Ratownicy na plaży miejskiej w Olsztynie z powodu kiepskiej pogody nie mają zbyt dużo pracy. Ale dzięki temu mają czas na szukanie przedmiotów, które zgubili spacerowicze. Niekiedy - bardzo cennych.
Na olsztyńskiej plaży miejskiej ratownicy są od połowy czerwca. Na razie - z powodu złej pogody - nie mają zbyt wielu zajęć. Nudzą się zwłaszcza w ostatnich dniach, bo właściwie nikt się nie kąpie. Mimo to ratownicy i tak muszą codziennie sprawdzić dno kąpieliska, pływają też dla utrzymania formy. I dzięki temu mogą pomóc w odnajdowaniu przedmiotów, które nieostrożnym spacerowiczom wpadają do wody.

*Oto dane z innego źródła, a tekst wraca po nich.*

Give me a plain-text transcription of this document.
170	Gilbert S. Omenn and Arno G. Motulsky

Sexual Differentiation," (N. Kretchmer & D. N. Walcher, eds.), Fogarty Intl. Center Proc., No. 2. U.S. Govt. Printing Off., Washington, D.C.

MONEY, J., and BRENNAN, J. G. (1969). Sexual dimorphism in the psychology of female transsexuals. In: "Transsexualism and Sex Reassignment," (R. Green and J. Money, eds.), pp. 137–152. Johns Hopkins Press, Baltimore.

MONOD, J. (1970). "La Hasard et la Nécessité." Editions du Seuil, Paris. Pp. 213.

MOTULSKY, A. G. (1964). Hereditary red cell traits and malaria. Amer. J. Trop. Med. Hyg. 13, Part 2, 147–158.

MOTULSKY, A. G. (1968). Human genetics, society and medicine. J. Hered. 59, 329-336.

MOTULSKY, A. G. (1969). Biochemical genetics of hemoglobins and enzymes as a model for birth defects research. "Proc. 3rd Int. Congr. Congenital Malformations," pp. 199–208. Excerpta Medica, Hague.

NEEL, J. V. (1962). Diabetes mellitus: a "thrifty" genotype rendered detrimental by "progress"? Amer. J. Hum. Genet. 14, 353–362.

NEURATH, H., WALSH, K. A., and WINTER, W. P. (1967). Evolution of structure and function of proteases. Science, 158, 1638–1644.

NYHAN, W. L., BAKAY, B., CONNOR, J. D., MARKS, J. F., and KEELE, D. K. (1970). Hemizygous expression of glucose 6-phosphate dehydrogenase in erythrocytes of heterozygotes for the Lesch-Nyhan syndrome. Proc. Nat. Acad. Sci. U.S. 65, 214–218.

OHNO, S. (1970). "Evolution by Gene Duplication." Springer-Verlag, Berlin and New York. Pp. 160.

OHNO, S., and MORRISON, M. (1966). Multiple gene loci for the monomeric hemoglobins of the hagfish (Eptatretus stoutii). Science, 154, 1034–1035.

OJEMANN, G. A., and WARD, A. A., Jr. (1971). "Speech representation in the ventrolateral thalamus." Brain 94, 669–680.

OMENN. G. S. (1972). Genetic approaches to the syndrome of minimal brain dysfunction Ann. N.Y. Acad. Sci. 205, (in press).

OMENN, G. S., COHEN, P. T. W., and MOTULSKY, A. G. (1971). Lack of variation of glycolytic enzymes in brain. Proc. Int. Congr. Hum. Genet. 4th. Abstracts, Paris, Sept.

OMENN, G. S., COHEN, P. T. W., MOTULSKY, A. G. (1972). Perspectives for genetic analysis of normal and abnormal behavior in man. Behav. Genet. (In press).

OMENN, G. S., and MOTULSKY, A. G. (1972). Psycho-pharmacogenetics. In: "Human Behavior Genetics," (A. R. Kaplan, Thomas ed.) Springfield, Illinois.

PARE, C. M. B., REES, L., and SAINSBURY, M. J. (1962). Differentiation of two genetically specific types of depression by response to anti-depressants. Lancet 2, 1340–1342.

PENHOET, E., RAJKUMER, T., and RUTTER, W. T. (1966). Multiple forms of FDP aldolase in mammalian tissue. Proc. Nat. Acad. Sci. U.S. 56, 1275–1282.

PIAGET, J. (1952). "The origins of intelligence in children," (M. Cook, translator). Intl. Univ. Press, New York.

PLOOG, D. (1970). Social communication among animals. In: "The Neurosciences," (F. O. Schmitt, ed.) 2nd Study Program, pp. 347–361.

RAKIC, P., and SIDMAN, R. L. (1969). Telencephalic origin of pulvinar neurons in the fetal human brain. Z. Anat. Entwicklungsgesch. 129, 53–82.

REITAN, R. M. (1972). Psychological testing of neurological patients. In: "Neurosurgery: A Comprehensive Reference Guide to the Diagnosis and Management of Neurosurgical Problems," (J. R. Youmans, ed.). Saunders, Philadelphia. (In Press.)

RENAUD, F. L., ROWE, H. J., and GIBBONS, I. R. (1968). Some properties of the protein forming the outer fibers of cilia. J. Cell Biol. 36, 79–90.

W tym tygodniu wyłowiliśmy dwa telefony komórkowe, złoty zegarek oraz elektroniczny kluczyk do samochodu, którego dorobienie, jak mówił nam właściciel, kosztuje ponad tysiąc złotych - wymienia Tomasz Jurkiewicz, szef ratowników pracujących na olsztyńskiej plaży.
Jak dodaje, gdyby była ładna pogoda, na takie poszukiwania nie byłoby czasu. To nie leży w zakresie naszych obowiązków, gdy jest dużo osób kąpiących się, musimy przede wszystkim skupić się na ich bezpieczeństwie, a nie na poszukiwaniu zagubionych przedmiotów. Ale teraz, gdy nikt się nie kąpie, możemy sobie pozwolić na takie poszukiwania - mówi.
Wszystkie znalezione w tym tygodniu przedmioty wróciły już do swoich właścicieli.